Continuous variables are expressed as mean ± SD, unless otherwise specified. Differences in continuous variables between groups were assessed using unpaired Student’s t tests. Categorical variables were compared using chi-square or Fisher’s exact tests as appropriate. Comparisons among the 3 groups (control subjects and AS patients aged ≤70 and >70 years) were performed using 1-way analysis of variance and then a Dunnett test. A p value <0.05 was considered significant. Linear regression analysis was applied to study the correlations between variables. To determine cofactors associated with parameters of LA function, a stepwise multiple linear regression was performed. All variables that were statistically significant were entered in the model (Statistica version 7; StatSoft, Inc., Tulsa, Oklahoma).
Results
Tables 1 and 2 list the demographic and echocardiographic variables of the study population. Compared to controls, patients with AS were older. When analyzed by subgroups, patients in group 1 (aged ≤70 years) were no longer older than controls. The global LA strain and strain rate results in the control and AS groups are listed in Table 2 . Compared to controls, patients with AS had significant reductions of all strain and strain rate values.
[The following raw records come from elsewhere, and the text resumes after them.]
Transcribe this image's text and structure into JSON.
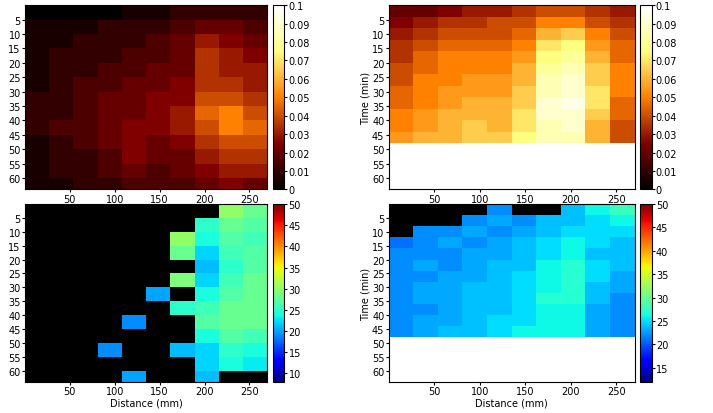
{
  "chart_data": [
    {
      "type": "heatmap",
      "color": "afmhot",
      "x_edges": [
        0,
        27,
        54,
        81,
        108,
        135,
        162,
        189,
        216,
        243,
        270
      ],
      "y_edges": [
        0,
        5,
        10,
        15,
        20,
        25,
        30,
        35,
        40,
        45,
        50,
        55,
        60,
        65
      ],
      "xlim": [
        0,
        270
      ],
      "ylim": [
        64,
        0
      ],
      "xticks": [
        50,
        100,
        150,
        200,
        250
      ],
      "yticks": [
        5,
        10,
        15,
        20,
        25,
        30,
        35,
        40,
        45,
        50,
        55,
        60
      ],
      "cells": [
        [
          0,
          0,
          0,
          0,
          0.005,
          0.005,
          0.01,
          0.01,
          0.01,
          0.01
        ],
        [
          0.005,
          0.005,
          0.005,
          0.01,
          0.01,
          0.01,
          0.015,
          0.02,
          0.02,
          0.015
        ],
        [
          0.005,
          0.005,
          0.01,
          0.01,
          0.01,
          0.015,
          0.02,
          0.03,
          0.025,
          0.02
        ],
        [
          0.005,
          0.01,
          0.01,
          0.01,
          0.015,
          0.015,
          0.02,
          0.035,
          0.03,
          0.025
        ],
        [
          0.005,
          0.01,
          0.01,
          0.015,
          0.015,
          0.02,
          0.02,
          0.035,
          0.03,
          0.03
        ],
        [
          0.005,
          0.01,
          0.015,
          0.015,
          0.02,
          0.02,
          0.025,
          0.035,
          0.035,
          0.03
        ],
        [
          0.01,
          0.01,
          0.015,
          0.02,
          0.02,
          0.025,
          0.025,
          0.04,
          0.04,
          0.035
        ],
        [
          0.01,
          0.01,
          0.015,
          0.02,
          0.02,
          0.025,
          0.03,
          0.045,
          0.05,
          0.04
        ],
        [
          0.01,
          0.015,
          0.015,
          0.02,
          0.025,
          0.025,
          0.03,
          0.04,
          0.05,
          0.045
        ],
        [
          0.005,
          0.01,
          0.015,
          0.02,
          0.025,
          0.02,
          0.025,
          0.035,
          0.04,
          0.04
        ],
        [
          0.005,
          0.01,
          0.01,
          0.015,
          0.025,
          0.02,
          0.02,
          0.03,
          0.035,
          0.035
        ],
        [
          0.005,
          0.01,
          0.01,
          0.015,
          0.02,
          0.015,
          0.02,
          0.025,
          0.03,
          0.03
        ],
        [
          0.005,
          0.005,
          0.01,
          0.01,
          0.015,
          0.015,
          0.015,
          0.02,
          0.025,
          0.02
        ]
      ],
      "colorbar": {
        "range": [
          0,
          0.1
        ],
        "ticks": [
          0,
          0.01,
          0.02,
          0.03,
          0.04,
          0.05,
          0.06,
          0.07,
          0.08,
          0.09,
          0.1
        ]
      }
    },
    {
      "type": "heatmap",
      "color": "afmhot",
      "y_label": "Time (min)",
      "x_edges": [
        0,
        27,
        54,
        81,
        108,
        135,
        162,
        189,
        216,
        243,
        270
      ],
      "y_edges": [
        0,
        4,
        8,
        12,
        16,
        20,
        24,
        28,
        32,
        36,
        40,
        44,
        48
      ],
      "xlim": [
        0,
        270
      ],
      "ylim": [
        64,
        0
      ],
      "xticks": [
        50,
        100,
        150,
        200,
        250
      ],
      "yticks": [
        5,
        10,
        15,
        20,
        25,
        30,
        35,
        40,
        45,
        50,
        55,
        60
      ],
      "cells": [
        [
          0.02,
          0.02,
          0.025,
          0.03,
          0.03,
          0.035,
          0.04,
          0.04,
          0.035,
          0.03
        ],
        [
          0.025,
          0.03,
          0.035,
          0.035,
          0.04,
          0.04,
          0.05,
          0.05,
          0.04,
          0.035
        ],
        [
          0.03,
          0.035,
          0.04,
          0.04,
          0.04,
          0.045,
          0.06,
          0.065,
          0.05,
          0.04
        ],
        [
          0.035,
          0.04,
          0.045,
          0.045,
          0.045,
          0.05,
          0.07,
          0.075,
          0.055,
          0.045
        ],
        [
          0.035,
          0.045,
          0.05,
          0.05,
          0.05,
          0.055,
          0.075,
          0.08,
          0.06,
          0.045
        ],
        [
          0.04,
          0.045,
          0.05,
          0.05,
          0.05,
          0.06,
          0.08,
          0.085,
          0.065,
          0.05
        ],
        [
          0.04,
          0.05,
          0.05,
          0.055,
          0.055,
          0.06,
          0.085,
          0.09,
          0.065,
          0.05
        ],
        [
          0.045,
          0.05,
          0.055,
          0.055,
          0.055,
          0.065,
          0.085,
          0.09,
          0.07,
          0.05
        ],
        [
          0.045,
          0.05,
          0.055,
          0.06,
          0.06,
          0.065,
          0.09,
          0.095,
          0.07,
          0.045
        ],
        [
          0.05,
          0.055,
          0.06,
          0.06,
          0.06,
          0.07,
          0.09,
          0.09,
          0.065,
          0.045
        ],
        [
          0.05,
          0.055,
          0.06,
          0.065,
          0.06,
          0.07,
          0.085,
          0.09,
          0.06,
          0.04
        ],
        [
          0.055,
          0.06,
          0.06,
          0.065,
          0.065,
          0.075,
          0.085,
          0.085,
          0.06,
          0.04
        ]
      ],
      "colorbar": {
        "range": [
          0,
          0.1
        ],
        "ticks": [
          0,
          0.01,
          0.02,
          0.03,
          0.04,
          0.05,
          0.06,
          0.07,
          0.08,
          0.09,
          0.1
        ]
      }
    },
    {
      "type": "heatmap",
      "color": "jet",
      "x_label": "Distance (mm)",
      "x_edges": [
        0,
        27,
        54,
        81,
        108,
        135,
        162,
        189,
        216,
        243,
        270
      ],
      "y_edges": [
        0,
        5,
        10,
        15,
        20,
        25,
        30,
        35,
        40,
        45,
        50,
        55,
        60,
        65
      ],
      "xlim": [
        0,
        270
      ],
      "ylim": [
        64,
        0
      ],
      "xticks": [
        50,
        100,
        150,
        200,
        250
      ],
      "yticks": [
        5,
        10,
        15,
        20,
        25,
        30,
        35,
        40,
        45,
        50,
        55,
        60
      ],
      "cells": [
        [
          null,
          null,
          null,
          null,
          null,
          null,
          null,
          null,
          30,
          28
        ],
        [
          null,
          null,
          null,
          null,
          null,
          null,
          null,
          25,
          28,
          27
        ],
        [
          null,
          null,
          null,
          null,
          null,
          null,
          30,
          24,
          27,
          26
        ],
        [
          null,
          null,
          null,
          null,
          null,
          null,
          28,
          22,
          26,
          27
        ],
        [
          null,
          null,
          null,
          null,
          null,
          null,
          null,
          21,
          25,
          27
        ],
        [
          null,
          null,
          null,
          null,
          null,
          null,
          29,
          22,
          26,
          28
        ],
        [
          null,
          null,
          null,
          null,
          null,
          20,
          null,
          24,
          27,
          28
        ],
        [
          null,
          null,
          null,
          null,
          null,
          null,
          25,
          26,
          28,
          28
        ],
        [
          null,
          null,
          null,
          null,
          19,
          null,
          null,
          27,
          28,
          28
        ],
        [
          null,
          null,
          null,
          null,
          null,
          null,
          null,
          24,
          27,
          26
        ],
        [
          null,
          null,
          null,
          19,
          null,
          null,
          21,
          22,
          25,
          24
        ],
        [
          null,
          null,
          null,
          null,
          null,
          null,
          null,
          22,
          24,
          23
        ],
        [
          null,
          null,
          null,
          null,
          20,
          null,
          null,
          21,
          null,
          null
        ]
      ],
      "colorbar": {
        "range": [
          8,
          50
        ],
        "ticks": [
          10,
          15,
          20,
          25,
          30,
          35,
          40,
          45,
          50
        ]
      }
    },
    {
      "type": "heatmap",
      "color": "jet",
      "x_label": "Distance (mm)",
      "y_label": "Time (min)",
      "x_edges": [
        0,
        27,
        54,
        81,
        108,
        135,
        162,
        189,
        216,
        243,
        270
      ],
      "y_edges": [
        0,
        4,
        8,
        12,
        16,
        20,
        24,
        28,
        32,
        36,
        40,
        44,
        48
      ],
      "xlim": [
        0,
        270
      ],
      "ylim": [
        64,
        0
      ],
      "xticks": [
        50,
        100,
        150,
        200,
        250
      ],
      "yticks": [
        5,
        10,
        15,
        20,
        25,
        30,
        35,
        40,
        45,
        50,
        55,
        60
      ],
      "cells": [
        [
          null,
          null,
          null,
          null,
          22,
          null,
          null,
          24,
          26,
          28
        ],
        [
          null,
          null,
          null,
          22,
          23,
          22,
          24,
          24,
          25,
          26
        ],
        [
          null,
          22,
          22,
          23,
          22,
          23,
          24,
          25,
          25,
          25
        ],
        [
          21,
          22,
          23,
          22,
          23,
          24,
          25,
          26,
          25,
          24
        ],
        [
          22,
          22,
          22,
          23,
          23,
          24,
          25,
          26,
          24,
          24
        ],
        [
          22,
          23,
          22,
          23,
          24,
          24,
          26,
          27,
          25,
          24
        ],
        [
          22,
          22,
          23,
          23,
          24,
          25,
          26,
          27,
          25,
          23
        ],
        [
          22,
          23,
          23,
          24,
          24,
          25,
          26,
          27,
          24,
          23
        ],
        [
          22,
          23,
          23,
          24,
          24,
          25,
          27,
          27,
          24,
          22
        ],
        [
          22,
          22,
          23,
          24,
          24,
          25,
          26,
          26,
          23,
          22
        ],
        [
          22,
          23,
          23,
          24,
          25,
          25,
          26,
          26,
          23,
          22
        ],
        [
          22,
          23,
          24,
          24,
          25,
          26,
          26,
          26,
          23,
          22
        ]
      ],
      "colorbar": {
        "range": [
          12,
          50
        ],
        "ticks": [
          15,
          20,
          25,
          30,
          35,
          40,
          45,
          50
        ]
      }
    }
  ]
}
Moreover, except for global SrE, all strain and strain rate values were also significantly lower in older patients with AS. Figure 2 illustrates global strain rate differences among the 3 groups.
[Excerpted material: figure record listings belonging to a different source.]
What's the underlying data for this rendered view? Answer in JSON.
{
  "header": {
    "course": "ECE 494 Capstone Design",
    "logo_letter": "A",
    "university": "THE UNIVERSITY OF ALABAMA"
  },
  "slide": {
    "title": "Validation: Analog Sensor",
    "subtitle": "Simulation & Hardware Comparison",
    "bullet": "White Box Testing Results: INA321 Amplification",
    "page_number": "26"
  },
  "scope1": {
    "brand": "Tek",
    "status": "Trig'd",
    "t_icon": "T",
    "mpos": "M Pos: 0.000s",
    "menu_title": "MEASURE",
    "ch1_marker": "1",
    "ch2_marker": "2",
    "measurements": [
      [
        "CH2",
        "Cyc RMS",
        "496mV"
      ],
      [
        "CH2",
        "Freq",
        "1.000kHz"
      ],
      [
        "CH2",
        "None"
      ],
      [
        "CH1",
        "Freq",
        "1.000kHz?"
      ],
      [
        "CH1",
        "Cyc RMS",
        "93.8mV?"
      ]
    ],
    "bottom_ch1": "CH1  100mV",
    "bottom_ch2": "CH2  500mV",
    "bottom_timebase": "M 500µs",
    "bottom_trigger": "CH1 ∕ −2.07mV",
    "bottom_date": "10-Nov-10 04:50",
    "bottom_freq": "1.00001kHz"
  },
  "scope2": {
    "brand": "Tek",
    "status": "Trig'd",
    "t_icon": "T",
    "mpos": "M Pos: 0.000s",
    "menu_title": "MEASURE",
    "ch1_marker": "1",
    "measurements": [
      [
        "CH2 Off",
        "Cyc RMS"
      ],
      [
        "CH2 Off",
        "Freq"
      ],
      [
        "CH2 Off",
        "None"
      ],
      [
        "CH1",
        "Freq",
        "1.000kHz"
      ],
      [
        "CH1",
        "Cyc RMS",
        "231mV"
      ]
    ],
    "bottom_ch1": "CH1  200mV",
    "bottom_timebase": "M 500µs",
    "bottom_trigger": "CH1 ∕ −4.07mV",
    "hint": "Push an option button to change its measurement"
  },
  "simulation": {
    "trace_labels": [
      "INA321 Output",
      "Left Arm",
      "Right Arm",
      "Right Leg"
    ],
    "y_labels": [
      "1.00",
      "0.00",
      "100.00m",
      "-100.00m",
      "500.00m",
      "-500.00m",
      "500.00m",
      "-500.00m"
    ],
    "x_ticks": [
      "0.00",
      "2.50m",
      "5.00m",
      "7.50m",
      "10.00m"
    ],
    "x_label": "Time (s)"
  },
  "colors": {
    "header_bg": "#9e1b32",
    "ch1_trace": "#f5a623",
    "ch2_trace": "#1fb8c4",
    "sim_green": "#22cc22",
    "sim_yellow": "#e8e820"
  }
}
| Variable | Controls (n = 20) | Patients With AS Aged ≤70 Years (n = 22) | Patients With AS Aged >70 Years (n = 30) | p Value |
|---|---|---|---|---|
| LV ejection fraction (%) | 64.4 ± 6.5 | 67.3 ± 7.5 | 57.6 ± 13.6 ⁎ † | <0.001 |
| LV end-diastolic diameter (mm) | 45.1 ± 5.6 | 49.1 ± 6.7 | 48.5 ± 8.6 | NS |
| Ventricular septal thickness (mm) | 8.5 ± 1.0 | 11.8 ± 1.9 ⁎ | 12.3 ± 2.6 ⁎ | <0.001 |
| Posterior wall thickness (mm) | 9.3 ± 0.8 | 12.6 ± 1.9 ⁎ | 12.4 ± 1.8 ⁎ | <0.001 |
| LV mass index (g/m 2 ) | 81.6 ± 13.1 | 156.1 ± 40.5 ⁎ | 163.8 ± 50.8 ⁎ | <0.001 |
| Aortic valve area (cm 2 ) | — | 0.78 ± 0.25 | 0.66 ± 0.21 † | 0.05 |
| Mean transaortic gradient (mm Hg) | — | 43.6 ± 12.8 | 42.7 ± 13.8 | NS |
| Maximal transaortic gradient (mm Hg) | — | 71.4 ± 21.2 | 68.3 ± 20.1 | NS |
| Peak mitral E velocity (cm/s) | 71.4 ± 17.4 | 93.7 ± 34.6 ⁎ | 99.6 ± 33.2 ⁎ | 0.007 |
| Peak mitral A velocity (cm/s) | 78.2 ± 20.9 | 84.9 ± 20.5 | 90.2 ± 38.0 | NS |
| E/A ratio | 0.96 ± 0.28 | 1.15 ± 0.46 | 1.31 ± 0.74 | NS |
| Mitral E-wave deceleration time (ms) | 189 ± 47 | 242 ± 80 ⁎ | 205 ± 81 | 0.03 |
| Peak Ea velocity (cm/s) | 11.2 ± 2.6 | 7.6 ± 2.3 ⁎ | 6.2 ± 1.7 ⁎ , † | <0.001 |
| Peak Aa velocity (cm/s) | 12.5 ± 1.6 | 9.6 ± 2.1 ⁎ | 8.0 ± 2.5 ⁎ , † | <0.001 |
| E/Ea ratio | 7.8 ± 3.1 | 15.7 ± 11.0 ⁎ | 23.8 ± 15.2 ⁎ , † | <0.001 |
| Peak systolic velocity (cm/s) | 9.5 ± 2.2 | 6.7 ± 1.4 ⁎ | 5.3 ± 1.4 ⁎ , † | <0.001 |
| LA volume | 53.5 ± 16.0 | 76.0 ± 35.7 ⁎ | 87.9 ± 35.0 ⁎ | 0.001 |
| Global LA SrS (s −1 ) | 2.43 ± 0.73 | 1.92 ± 0.50 ⁎ | 1.50 ± 0.58 ⁎ , † | <0.001 |
| Global LA SrE (s −1 ) | −2.31 ± 0.89 | −1.67 ± 0.76 ⁎ | −1.40 ± 0.53 ⁎ | <0.001 |
| Global LA SrA (s −1 ) | −3.17 ± 0.65 | −2.63 ± 0.82 ⁎ | −2.06 ± 0.96 ⁎ , † | <0.001 |
| Global LA peak strain (%) | −21.7 ± 6.2 | −15.9 ± 6.3 ⁎ | −13.5 ± 6.4 ⁎ | <0.001 |
LA SrS was correlated inversely with age, LV mass, and E/A and E/Ea ratios ( Figure 3 ; Table 3 ). Good correlations were found between LA SrS and the LV ejection fraction, aortic valve area, mitral annular peak systolic velocity, mitral E-wave deceleration time, Ea, and Aa. No significant correlations were observed between LA SrS and blood pressure, peak and mean transaortic pressure gradients, and LA volume. By multivariate regression analysis, the LV ejection fraction (p = 0.033), mitral E deceleration time (p = 0.02), and the E/Ea ratio (p = 0.015, R 2 = 0.54) emerged as independently associated with global LA SrS. After adjustment for age, mitral E-wave deceleration time (p = 0.033) and the E/Ea ratio (p = 0.02, R 2 = 0.43) remained associated with global LA SrS.